A federal judge has granted salvage rights to a 200-year-old wrecked Swedish merchant ship off the coast of Newfoundland, Canada, to a Key West salvor family.

U.S. District Judge Lawrence King awarded title to the Briggen Hialmar to Blue Hole Expeditions of 200 Greene St., which shares the address with Mel Fisher's Treasures. Its principals are Kim Fisher and Sean Fisher, Mel's son and grandson, respectively.

King awarded title on April 24, "together with all her tackle, armaments, apparel and cargo ... wherever the same may be found against the world."

Blue Hole Expeditions had been named substitute custodians of the 1831 shipwreck in October 2010, and the company advertised the discovery and no one claimed it, Kim Fisher said.

Though King awarded title to Blue Hole, it remains to be seen whether the company will have to take part in the legal process known as "adjudication of ownership," in which Judge King decides if subsequently discovered artifacts were legally taken from the wreck.
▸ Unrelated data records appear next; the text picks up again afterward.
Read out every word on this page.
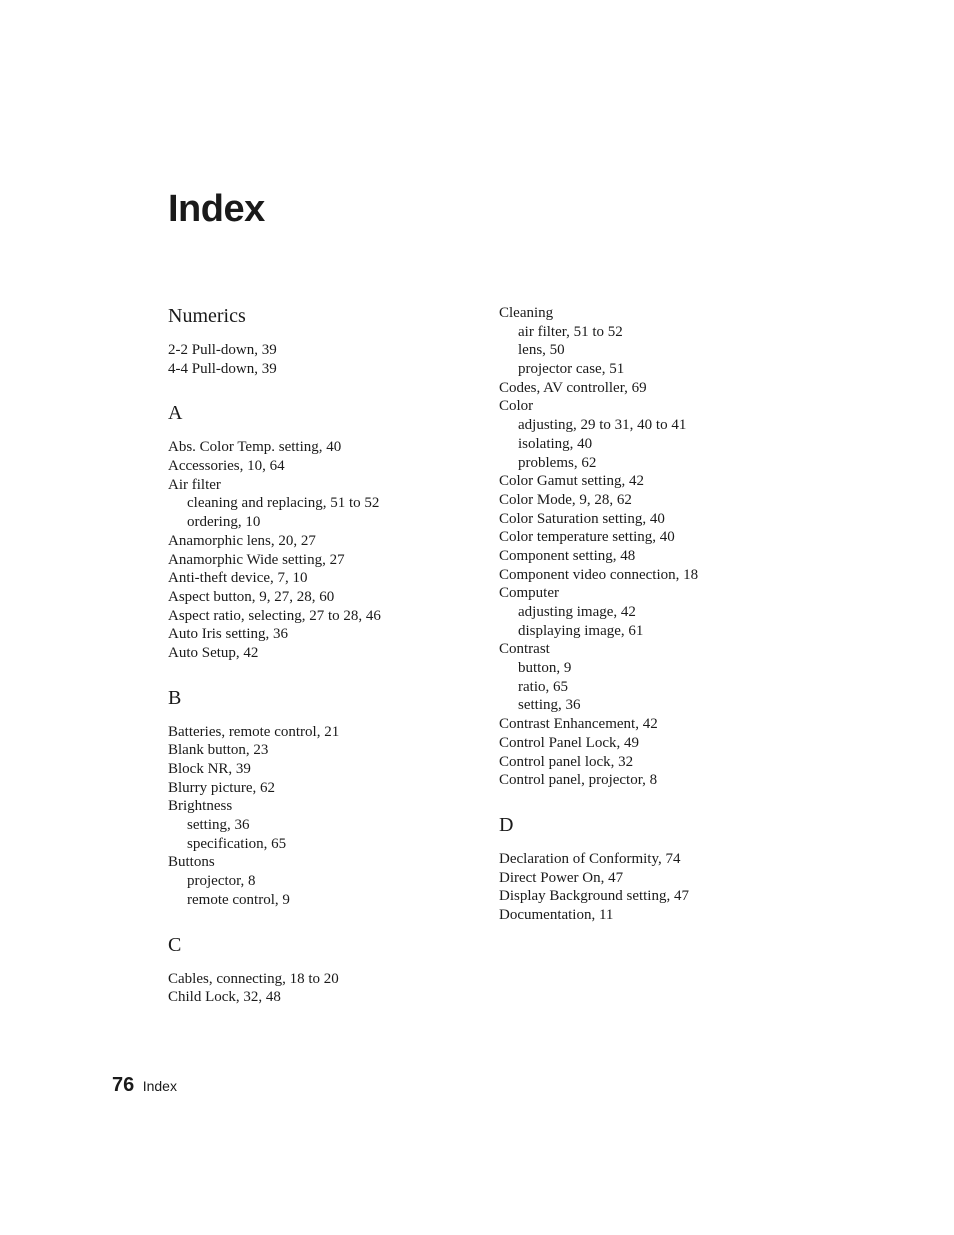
Index
Numerics
2-2 Pull-down, 39
4-4 Pull-down, 39
A
Abs. Color Temp. setting, 40
Accessories, 10, 64
Air filter
cleaning and replacing, 51 to 52
ordering, 10
Anamorphic lens, 20, 27
Anamorphic Wide setting, 27
Anti-theft device, 7, 10
Aspect button, 9, 27, 28, 60
Aspect ratio, selecting, 27 to 28, 46
Auto Iris setting, 36
Auto Setup, 42
B
Batteries, remote control, 21
Blank button, 23
Block NR, 39
Blurry picture, 62
Brightness
setting, 36
specification, 65
Buttons
projector, 8
remote control, 9
C
Cables, connecting, 18 to 20
Child Lock, 32, 48
Cleaning
air filter, 51 to 52
lens, 50
projector case, 51
Codes, AV controller, 69
Color
adjusting, 29 to 31, 40 to 41
isolating, 40
problems, 62
Color Gamut setting, 42
Color Mode, 9, 28, 62
Color Saturation setting, 40
Color temperature setting, 40
Component setting, 48
Component video connection, 18
Computer
adjusting image, 42
displaying image, 61
Contrast
button, 9
ratio, 65
setting, 36
Contrast Enhancement, 42
Control Panel Lock, 49
Control panel lock, 32
Control panel, projector, 8
D
Declaration of Conformity, 74
Direct Power On, 47
Display Background setting, 47
Documentation, 11
76 Index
The exploration of the Briggen Hialmar wreck site is being conducted at a depth of 17,400 feet using surface-controlled remotely operated vehicles (ROVs).

"It's all being done with ROVs," Kim Fisher said. "It's just too expensive to do it any other way, and using ROVs are still costing about $50,000 to $60,000 a day."

There are only two known ROVs available for commercial use, and their operational cost has kept the dive pace slow, Fisher said.

Unlike the well-known Nuestra Señora de Atocha and the Santa Margarita, Spanish galleons that sank off Key West in 1622, the Briggen Hialmar wasn't carrying gold and silver coins or other such treasure.

King adjudicated ownership of Atocha and Margarita treasure found in 2011 at the same April 24 hearing in which he adjudicated title of the Birggen Hialmar, Fisher said. "Her main cargo was Brazilwood," he said of the Swedish vessel. "It was used to dye textiles and was very valuable cargo back then."

Thus far, crews have brought up the ship's bell, assorted pottery shards and one chamber pot, along with other personal items, Fisher said.

"We've got to figure out how to market Brazilwood," he said with a laugh.

The ship was built in 1812 and sank in 1831 about 600 miles to 700 miles southeast of St. John's, Newfoundland, according to court documents.

Its exact location is sealed in those documents, but the description provided means it sank about 425 miles away from the RMS Titanic, which sank in the same cold waters of the North Atlantic 81 years later in 1912.

The Fisher family received international attention in 1985 when Mel Fisher's divers discovered the "main pile" of the Atocha treasure.